Indonesia di Tengah Kompetisi Industri Halal Global

Perkembangan industri halal global berlangsung sangat cepat. Berbagai negara, termasuk yang mayoritas penduduknya bukan Muslim, kini berlomba-lomba mengembangkan produk dan layanan berbasis halal untuk menjangkau pasar yang terus berkembang.

Negara-negara seperti Korea Selatan, Jepang, Thailand, Australia, dan Brasil semakin aktif mengembangkan sektor halal sebagai bagian dari strategi ekonomi mereka.

Kondisi tersebut menunjukkan bahwa halal telah menjadi bagian dari persaingan ekonomi global. Karena itu, Indonesia tidak cukup hanya menjadi pasar konsumen, tetapi harus tampil sebagai pusat inovasi, pengembangan standar, dan rujukan industri halal dunia.

Pengakuan yang diberikan kepada Haikal Hassan menjadi salah satu indikator bahwa kontribusi Indonesia mulai mendapatkan perhatian yang lebih besar di tingkat internasional.

Pendidikan dan SDM Menjadi Kunci

Salah satu aspek penting yang turut menjadi perhatian dalam penghargaan ini adalah pengembangan pendidikan dan peningkatan kapasitas sumber daya manusia di bidang halal.

Keberhasilan industri halal sangat bergantung pada kualitas SDM yang dimiliki. Regulasi yang baik tidak akan berjalan optimal tanpa dukungan tenaga profesional yang memahami standar halal, teknologi pangan, manajemen mutu, audit, hukum, hingga komunikasi internasional.

Oleh karena itu, pengembangan pendidikan halal menjadi kebutuhan yang semakin mendesak. Perguruan tinggi dapat mengembangkan kurikulum yang mengintegrasikan ilmu agama, teknologi, bisnis, hukum, dan hubungan internasional guna menghasilkan lulusan yang siap menghadapi tantangan industri halal modern.

Diplomasi Halal sebagai Soft Power Indonesia

Penganugerahan gelar Profesor Kehormatan kepada Haikal Hassan juga memiliki makna diplomatik yang cukup besar. Dalam hubungan internasional modern, pengaruh suatu negara tidak hanya dibangun melalui ekonomi atau budaya, tetapi juga melalui standar dan sistem yang dipercaya dunia.

Halal dapat menjadi salah satu instrumen soft power Indonesia.

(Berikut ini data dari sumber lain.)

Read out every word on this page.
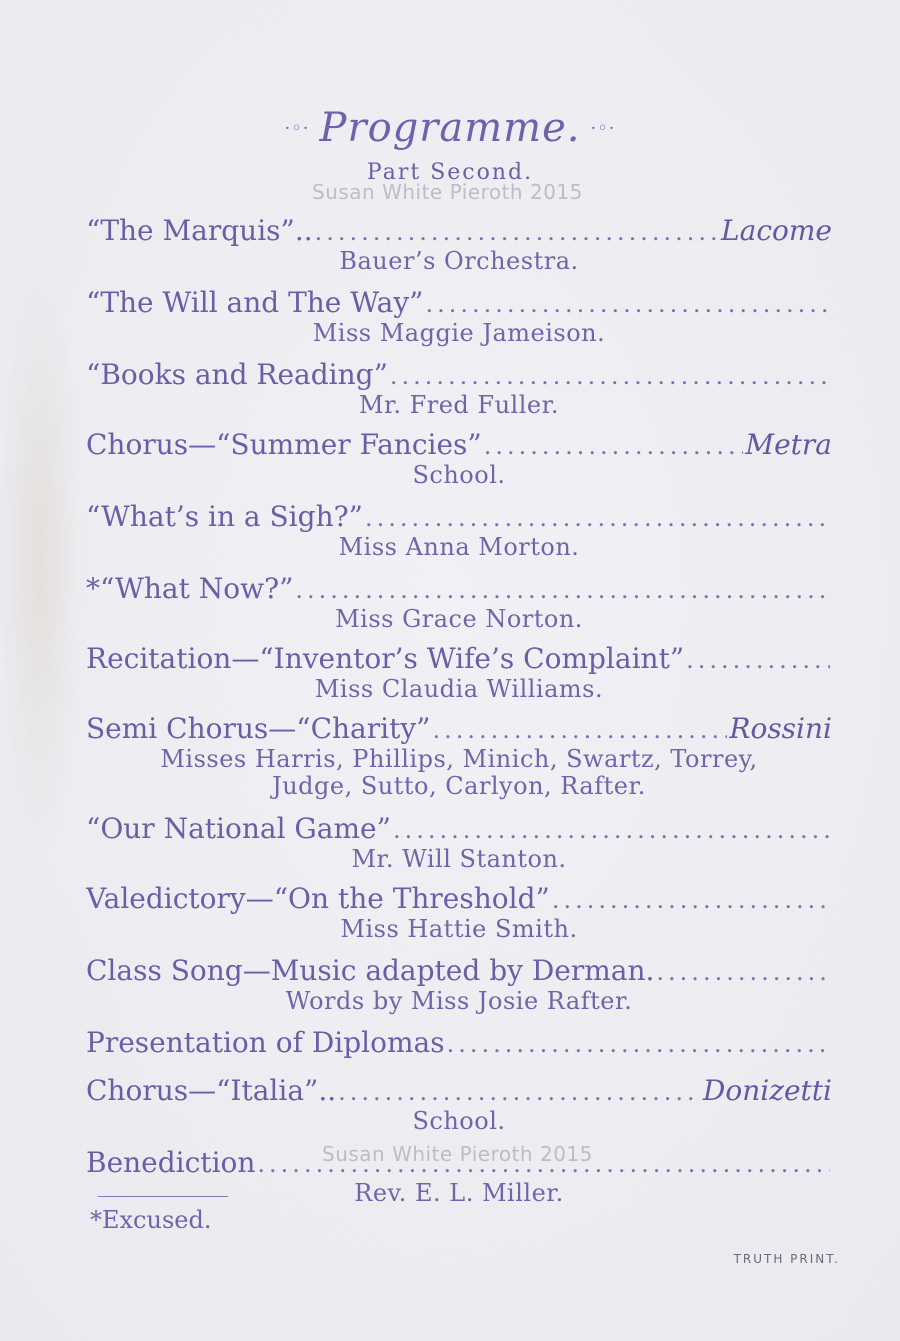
·◦· Programme. ·◦·
Part Second.
Susan White Pieroth 2015
Susan White Pieroth 2015
“The Marquis”.. .....	Lacome
Bauer’s Orchestra.
“The Will and The Way”
.....
Miss Maggie Jameison.
“Books and Reading”
.....
Mr. Fred Fuller.
Chorus—“Summer Fancies” .....	Metra
School.
“What’s in a Sigh?”
.....
Miss Anna Morton.
*“What Now?”
.....
Miss Grace Norton.
Recitation—“Inventor’s Wife’s Complaint”
.....
Miss Claudia Williams.
Semi Chorus—“Charity” .....	Rossini
Misses Harris, Phillips, Minich, Swartz, Torrey,
Judge, Sutto, Carlyon, Rafter.
“Our National Game”
.....
Mr. Will Stanton.
Valedictory—“On the Threshold”
.....
Miss Hattie Smith.
Class Song—Music adapted by Derman.
.....
Words by Miss Josie Rafter.
Presentation of Diplomas
.....
Chorus—“Italia”.. .....	Donizetti
School.
Benediction
.....
Rev. E. L. Miller.
*Excused.
TRUTH PRINT.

Melalui penguatan standar halal yang kredibel, Indonesia memiliki peluang untuk memperluas kerja sama internasional, meningkatkan ekspor produk nasional, memperkuat riset bersama, serta membuka akses pasar baru bagi pelaku usaha dalam negeri.

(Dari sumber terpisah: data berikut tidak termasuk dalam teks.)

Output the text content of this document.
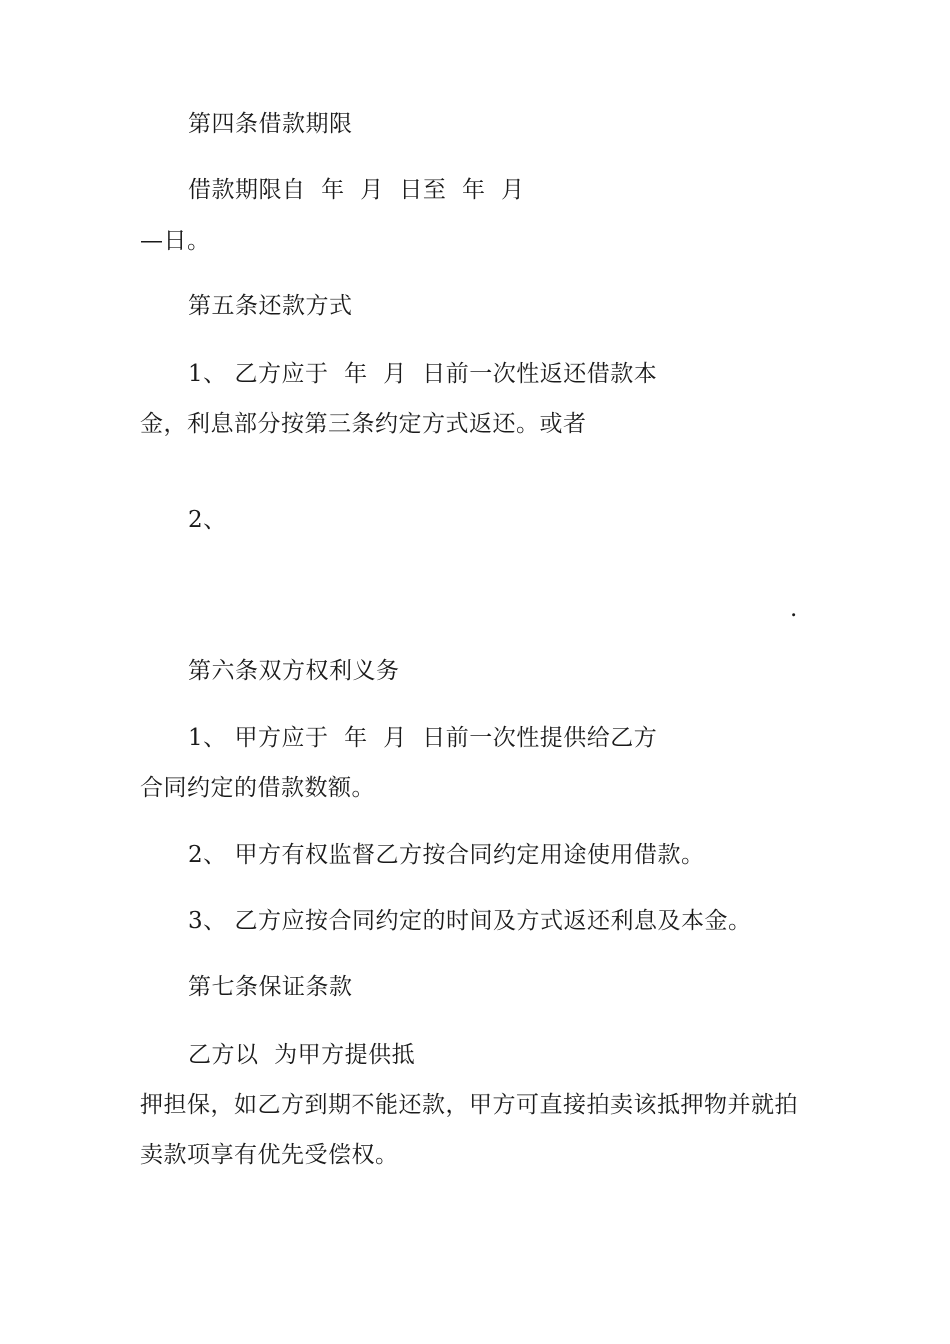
第四条借款期限
借款期限自  年  月  日至  年  月
—日。
第五条还款方式
1、 乙方应于  年  月  日前一次性返还借款本
金，利息部分按第三条约定方式返还。或者
2、
.
第六条双方权利义务
1、 甲方应于  年  月  日前一次性提供给乙方
合同约定的借款数额。
2、 甲方有权监督乙方按合同约定用途使用借款。
3、 乙方应按合同约定的时间及方式返还利息及本金。
第七条保证条款
乙方以  为甲方提供抵
押担保，如乙方到期不能还款，甲方可直接拍卖该抵押物并就拍
卖款项享有优先受偿权。
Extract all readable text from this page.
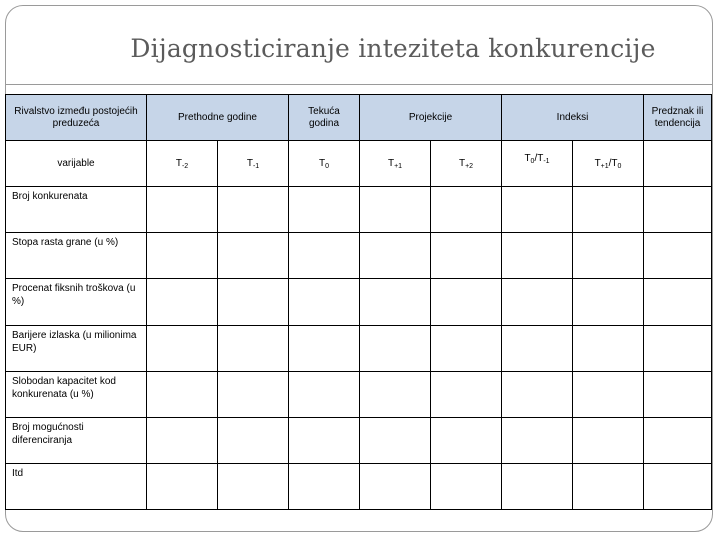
Dijagnosticiranje inteziteta konkurencije
Rivalstvo između postojećih preduzeća	Prethodne godine		Tekuća godina	Projekcije		Indeksi		Predznak ili tendencija
varijable	$T_{-2}$	$T_{-1}$	$T_0$	$T_{+1}$	$T_{+2}$	$T_0/T_{-1}$	$T_{+1}/T_0$	
Broj konkurenata								
Stopa rasta grane (u %)								
Procenat fiksnih troškova (u %)								
Barijere izlaska (u milionima EUR)								
Slobodan kapacitet kod konkurenata (u %)								
Broj mogućnosti diferenciranja								
Itd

Jika dikelola secara berkelanjutan, diplomasi halal dapat memberikan dampak ekonomi yang luas, mulai dari peningkatan daya saing UMKM hingga pertumbuhan sektor makanan, farmasi, kosmetik, fesyen, dan pariwisata halal.

Momentum Baru bagi Industri Halal Nasional

Gelar Profesor Kehormatan dari Silla University yang diberikan kepada Ahmad Haikal Hassan menjadi bukti bahwa kontribusi Indonesia dalam sektor halal semakin mendapatkan perhatian dunia. Momentum ini dapat dimanfaatkan untuk memperluas jejaring global, memperkuat pendidikan halal, serta meningkatkan kepercayaan internasional terhadap sistem jaminan produk halal Indonesia.

Lebih dari sekadar penghargaan akademik, peristiwa ini menegaskan bahwa halal telah berkembang menjadi isu strategis yang berkaitan erat dengan ekonomi, pendidikan, teknologi, penelitian, dan diplomasi internasional. Ketika Haikal Hassan kembali menegaskan bahwa “Halal is for all”, pesan tersebut mencerminkan arah baru industri halal yang semakin inklusif, universal, dan relevan dengan kebutuhan masyarakat modern.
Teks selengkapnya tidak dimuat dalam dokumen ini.